McPherse Thompson, Assistant Editor - Business
Structural shifts in the world production of food over the last three years demonstrate that the food crisis is still a live concern, according the Ministry of Agriculture and Fisheries.
Jamaica will be largely banking on the use of 'agro parks' to manage its dependence on imports because limited land space means it cannot now mass produce grains and staples widely used for food for human consumption and in the livestock industry.
The first has been established to produce onions.
Moreover, a pilot rice farming programme undertaken by Jamaica Broilers in 2009, which former Agriculture Minister Dr Christopher Tufton was hoping to expand to substitute for up to 25 per cent of the 100,000 tonnes of imports annually, has not taken off.
Last year, Jamaica's food import bill hit US$938.4 million (J$80.6 billion), a substantial rise over the US$813m (J$71b) in 2010, according to Statin data.
Permanent Secretary in the Ministry of Agriculture and Fisheries, Donovan Stanberry, said the experiment to establish that the Prosequisa 4 rice variety can grow successfully in Jamaica with good yields was successfully demonstrated.
However, the challenge now is to move from experiment to mainstream production, Stanberry told the Financial Gleaner.
"If we are to substitute even, say, 20-25 per cent of the rice we now consume through importation we would need perhaps a good 5,000 acres of flatlands which are easily mechanised," said the agriculture official.
But he said it is difficult to find that kind of land in a country where all the good, flat properties are taken up with sugar cane.
"Those are some of the limitations. The same goes for corn, soybean and sorghum," he said.
Stanberry said the ministry has also continued the programme of "eating what we grow and growing what we eat" and this has had a positive impact, with backyard gardening, for example, seen as being on the rise.
Permanent practice
He said while there is no lack of public education on the programme, there is "a tendency that when a crisis eases, we lose the urgency and the momentum. But what has been demonstrated since 2009 is that the food crisis is continuing. It's not just a temporary thing anymore, because there are some structural shifts in the world production of food that is occasioned by climate change to a large extent."
Stanberry said a J$730-million agreement signed in August 2009 between the Ministry of Agriculture, the European Commission and the United Nation's Food and Agriculture Organisation for 5,000 small farmers to grow more food has been successfully completed.
"What it did was to install tremendous capacity within the agricultural sector that would put us in a position to be able to grow more food in a sustainable way," he said.
That project had 14 components, one of which involved installing shade houses to produce seedlings and other planting material.
"Overall, my assessment is that it was well executed and we have seen the benefits. In fact, if you go back to the statistics the sector grew every quarter since 2009, except the one or two times when we had some natural disaster," Stanberry said.
Still, the project did not necessarily impact the import food bill, he adds, because of the scale of imports.

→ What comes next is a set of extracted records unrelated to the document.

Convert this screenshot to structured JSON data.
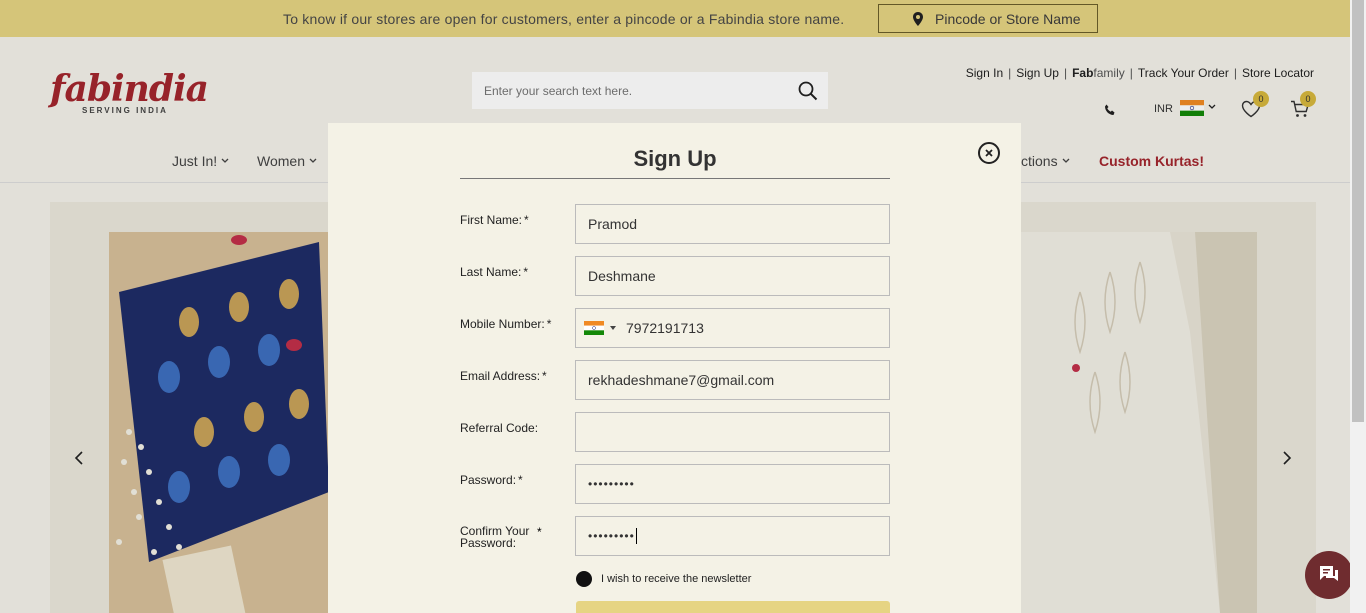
{
  "topbar": {
    "message": "To know if our stores are open for customers, enter a pincode or a Fabindia store name.",
    "store_button": "Pincode or Store Name"
  },
  "logo": {
    "word": "fabindia",
    "tagline": "SERVING INDIA"
  },
  "search": {
    "placeholder": "Enter your search text here."
  },
  "toplinks": {
    "sign_in": "Sign In",
    "sign_up": "Sign Up",
    "fabfamily_bold": "Fab",
    "fabfamily_light": "family",
    "track_order": "Track Your Order",
    "store_locator": "Store Locator"
  },
  "utility": {
    "currency": "INR",
    "wishlist_count": "0",
    "cart_count": "0"
  },
  "nav": {
    "just_in": "Just In!",
    "women": "Women",
    "collections": "ctions",
    "custom_kurtas": "Custom Kurtas!"
  },
  "modal": {
    "title": "Sign Up",
    "first_name_label": "First Name:",
    "first_name_value": "Pramod",
    "last_name_label": "Last Name:",
    "last_name_value": "Deshmane",
    "mobile_label": "Mobile Number:",
    "mobile_value": "7972191713",
    "email_label": "Email Address:",
    "email_value": "rekhadeshmane7@gmail.com",
    "referral_label": "Referral Code:",
    "referral_value": "",
    "password_label": "Password:",
    "password_value": "•••••••••",
    "confirm_label_line1": "Confirm Your",
    "confirm_label_line2": "Password:",
    "confirm_value": "•••••••••",
    "required_mark": "*",
    "newsletter_label": "I wish to receive the newsletter"
  },
  "colors": {
    "topbar": "#e6d483",
    "brand": "#a3262e",
    "modal_bg": "#f4f2e6",
    "chat": "#6f2c2f"
  }
}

Replacing significant volumes of imports with local production will be a difficult task "for the sheer reason that what we are importing we can't produce here," Stanberry said.
This includes wheat flour and grains for the livestock industry.
"We have started an initiative to grow corn here in recent times, but we are limited by land space because to grow enough corn to support our livestock industry might include almost as much land as we now have in sugar cane," he said.
He adds, however, that Jamaica could potentially lop off 30 to 40 per cent of the food import bill by using more locally grown raw materials for snacks and other processed foods.
Stanberry said a large portion of the overall US$930-million food import bill last year comprised expenditure for agricultural raw materials for further processing, as well as animal feed, flour and rice.
The local agricultural sector has been growing, but that has been driven principally by small farmers, who produce on less than an acre of land.
"The truth is, if we want to make a quantum leap, in as much as we salute the efforts of our small farmers, we have to now go into larger farms, more mid-size farms which have greater scope to adopt technology that can rapidly increase yield," the permanent secretary said.
The ministry is trying to solve that problem by bolstering the infrastructure for sustained agricultural production.
The current agriculture minister, Roger Clarke, is pushing the agro park project.
The parks will each be about 300 to 400 acres in size "with all the requisite infrastructure such as irrigation, packing houses, postharvest facilities and put people on those lands, people who are more commercially oriented and link that production with markets," said Stanberry.
As part of a Jamaica's food security programme, the Government is slated to spend US$8 million over the next three years to install about eight such parks across Jamaica, which Stanberry said "should make a qualitative difference".